The OLPC XO-3 is a tablet computer designed for children in developing nations.
(Credit: OLPC)

After achieving success with the OLPC XO-1 laptop, the One Laptop per Child foundation is setting in motion plans to create a working US$100 tablet for CES 2011. Marvell Technologies announced on Thursday that it will partner with the OLPC foundation to create the hardware for the proposed tablet, currently named the XO-3.

Vague details and product renderings of the XO-3 tablet first surfaced last December. More-concrete specs are now taking shape, including an ambitiously low power rating of 1 Watt per hour (compared with the 5 Watts per hour required by the OLPC laptop).
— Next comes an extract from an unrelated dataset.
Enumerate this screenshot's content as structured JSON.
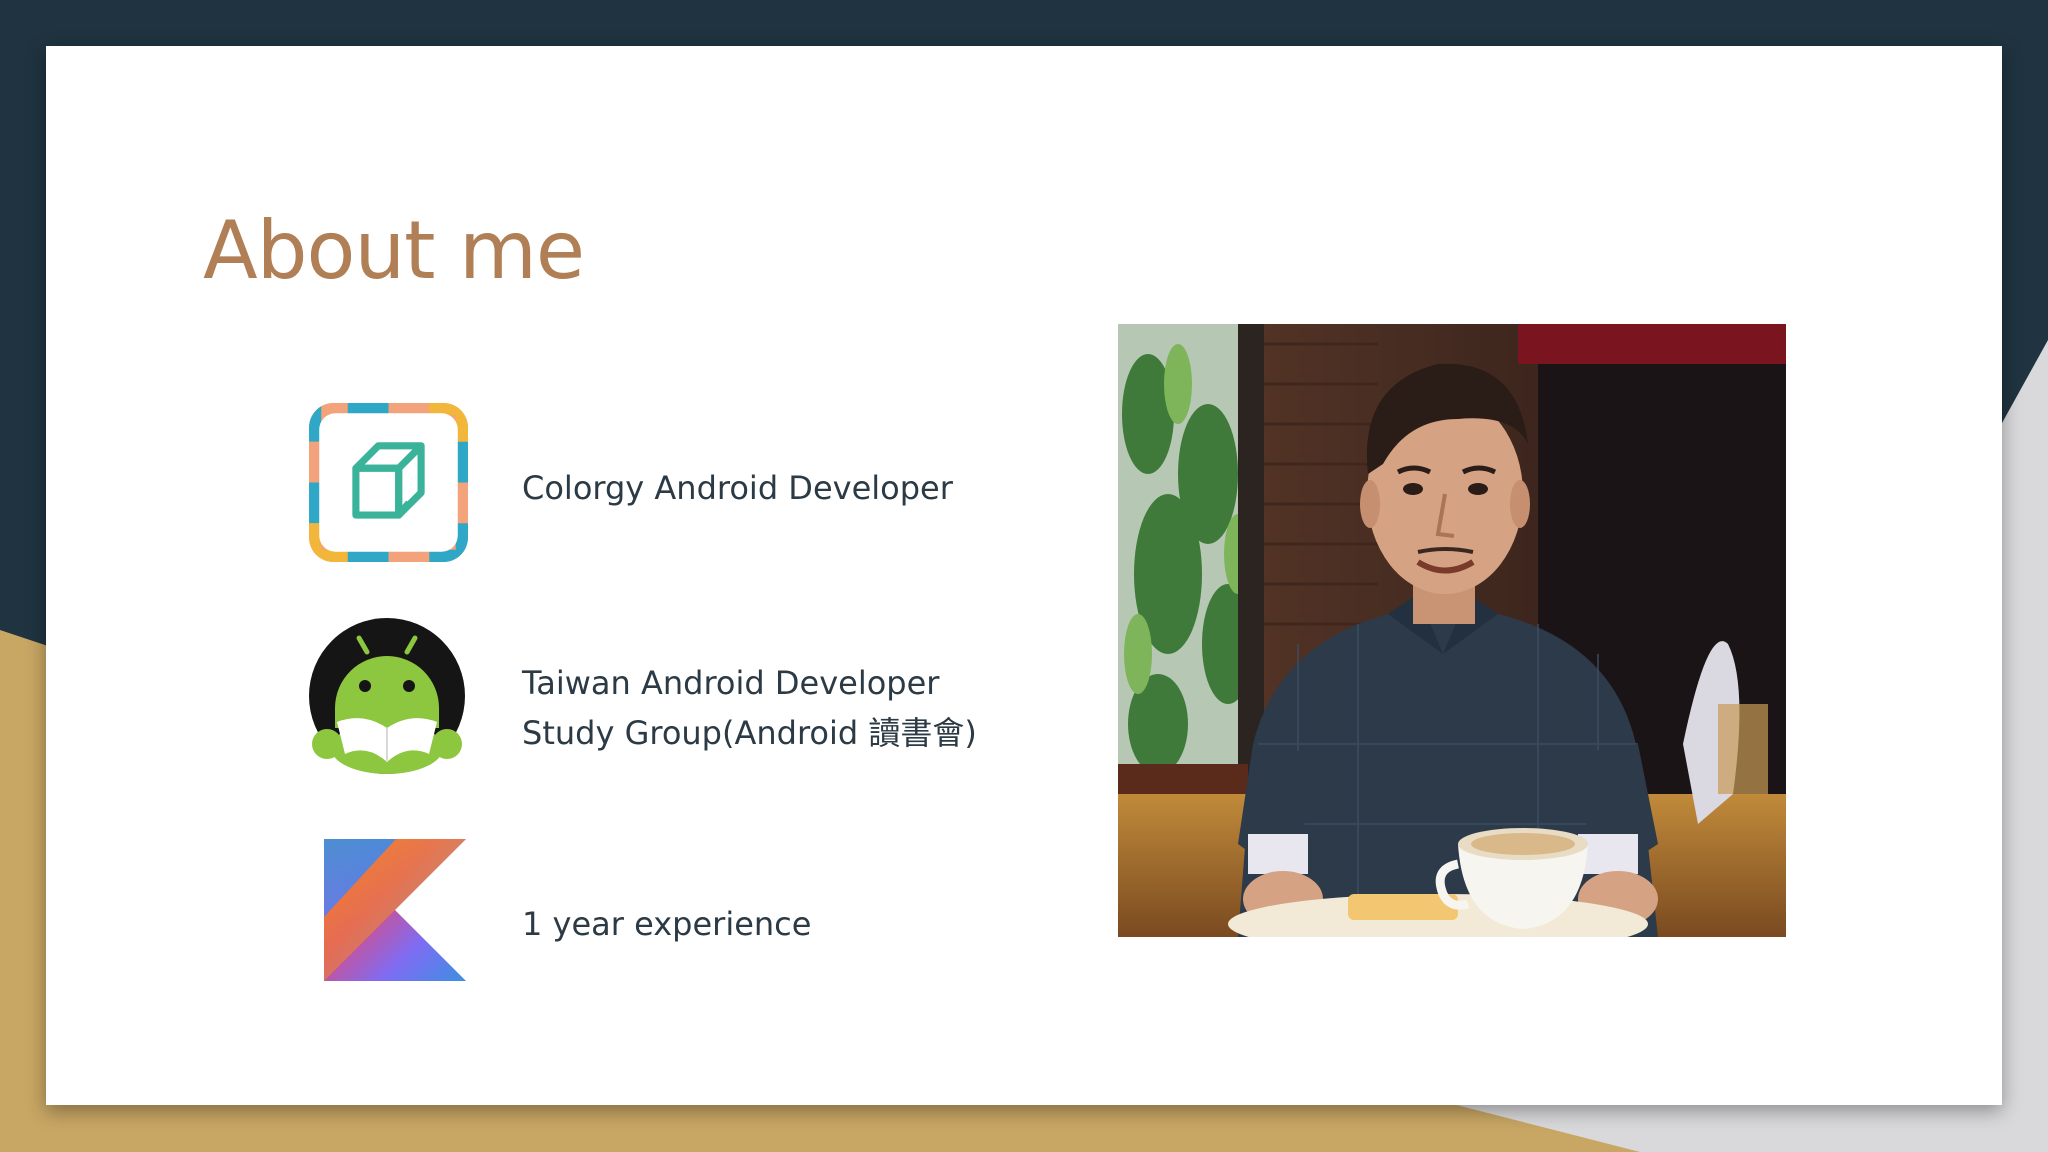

Other promised features include a multilingual, multi-touchscreen keyboard with haptic feedback, Wi-Fi, high-quality video (1080p full-HD encode and decode), integrated video and still cameras, high-performance 3D graphics, Flash 10 internet and two-way teleconferencing.


The backbone of the XO-3 will be an ARM processor (likely the Marvell Armada 610), with initial models running a version of Google’s Android OS. As with the OLPC laptop, these initial models will be sold within developed nations, subsidising the less-expensive US$75 version (running the open-source, educational Sugar OS) distributed to children and institutions supported by the foundation.

In the accompanying video, OLPC founder Nicholas Negroponte also boasts that the tablet will eventually include an adaptable screen that can be optimised for both indoor viewing and direct sunlight, though the earliest models will be designed around a glass screen. An iPad-besting thickness of 10.8mm is also claimed.

Time will tell how much tablet can be bought for US$100, but we look forward to seeing what Marvell and OLPC have to show in January for CES 2011.